Ibu Ana, Jilbab Pink, dan Teriakan yang Mengguncang Dunia Maya
Semuanya bermula dari sebuah video pendek yang diunggah oleh akun TikTok @catch4uu. Dalam rekaman itu, terlihat seorang perempuan paruh baya berjilbab pink berdiri di tengah kerumunan massa demonstrasi. Dengan suara lantang dan emosi yang memuncak, ia berteriak:
“Prabowo anj*ng! Prabowo harus turun! Gantinya Anies!”
Kalimat-kalimat itu diulang berkali-kali, seolah menjadi mantra protes yang menggema di antara para demonstran. Video tersebut langsung meledak. Hingga Rabu, 3 September 2025, tayangan itu telah ditonton lebih dari 5 juta kali, dibagikan ribuan kali, dan menjadi bahan diskusi panas di Twitter, Instagram, hingga forum-forum daring.
Ibu Ana — begitu netizen menjulukinya — tiba-tiba menjadi simbol perlawanan spontan dari kalangan emak-emak, kelompok yang selama ini kerap dianggap “netral” atau bahkan “tidak peduli politik”. Tapi kali ini, mereka bangkit. Dan jilbab pink-nya menjadi ikon.
Tapi... Benarkah Ini Nyata? Atau Hanya “Korban” AI?
Di tengah euforia dan dukungan yang mengalir deras, muncul suara skeptis. Banyak netizen mulai mempertanyakan keaslian video tersebut. Beberapa akun media sosial, terutama di platform X (dulu Twitter), mulai mengungkap kejanggalan-kejanggalan yang membuat mereka yakin: video ini adalah hasil editan AI atau deepfake.
Akun @snowflake*** menulis:
“Video ibu ini diedit AI ya guys. Sekarang buzzer pada nargetin beliau karena kemarin jadi garda terdepan di demo tgl 27.”

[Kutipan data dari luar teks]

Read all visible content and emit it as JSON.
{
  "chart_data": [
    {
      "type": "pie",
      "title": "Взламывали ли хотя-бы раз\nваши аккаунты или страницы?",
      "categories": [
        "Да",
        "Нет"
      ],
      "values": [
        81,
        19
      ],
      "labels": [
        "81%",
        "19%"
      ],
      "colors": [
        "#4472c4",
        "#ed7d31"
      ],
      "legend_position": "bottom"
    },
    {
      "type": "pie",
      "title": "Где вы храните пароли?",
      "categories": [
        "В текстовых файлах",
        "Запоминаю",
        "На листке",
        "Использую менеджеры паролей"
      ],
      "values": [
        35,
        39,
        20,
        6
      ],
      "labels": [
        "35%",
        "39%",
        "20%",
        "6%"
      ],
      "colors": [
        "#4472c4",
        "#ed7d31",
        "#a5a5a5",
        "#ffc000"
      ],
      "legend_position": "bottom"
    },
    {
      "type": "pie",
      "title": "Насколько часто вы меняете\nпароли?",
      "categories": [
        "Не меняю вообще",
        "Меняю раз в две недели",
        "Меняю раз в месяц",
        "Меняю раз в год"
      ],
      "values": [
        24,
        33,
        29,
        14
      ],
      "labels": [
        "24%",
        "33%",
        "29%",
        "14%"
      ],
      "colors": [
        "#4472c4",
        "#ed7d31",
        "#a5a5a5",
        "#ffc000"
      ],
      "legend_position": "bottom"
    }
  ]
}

Salah satu bukti paling mencolok adalah ketidaksesuaian antara latar belakang yang terlihat di video utama dengan rekaman dari kamera ponsel yang terlihat dalam frame. Di video utama, terlihat banyak orang berkerumun di belakang Ibu Ana. Namun, jika diperhatikan layar ponsel yang merekamnya, hanya ada satu atau dua orang saja yang terlihat — sebuah ketidakcocokan logis yang mustahil terjadi dalam rekaman nyata.
“Lihat background ibu ini di video dengan apa yang terekam di handphone,” tulis @snowflake*** lagi. “Itu ada orang banyak di belakang video tapi yang di-recorder cam hp ini cuma ada satu dua orang.”
Separator Busway yang Berubah Warna? Ini Bukan Sulap, Tapi Kemungkinan Editan!
Kejanggalan lain datang dari objek statis: separator jalur busway. Dalam video, warna pembatas jalan itu tampak berubah-ubah — dari abu-abu menjadi kuning, lalu kembali ke abu-abu — seolah hidup seperti bunglon.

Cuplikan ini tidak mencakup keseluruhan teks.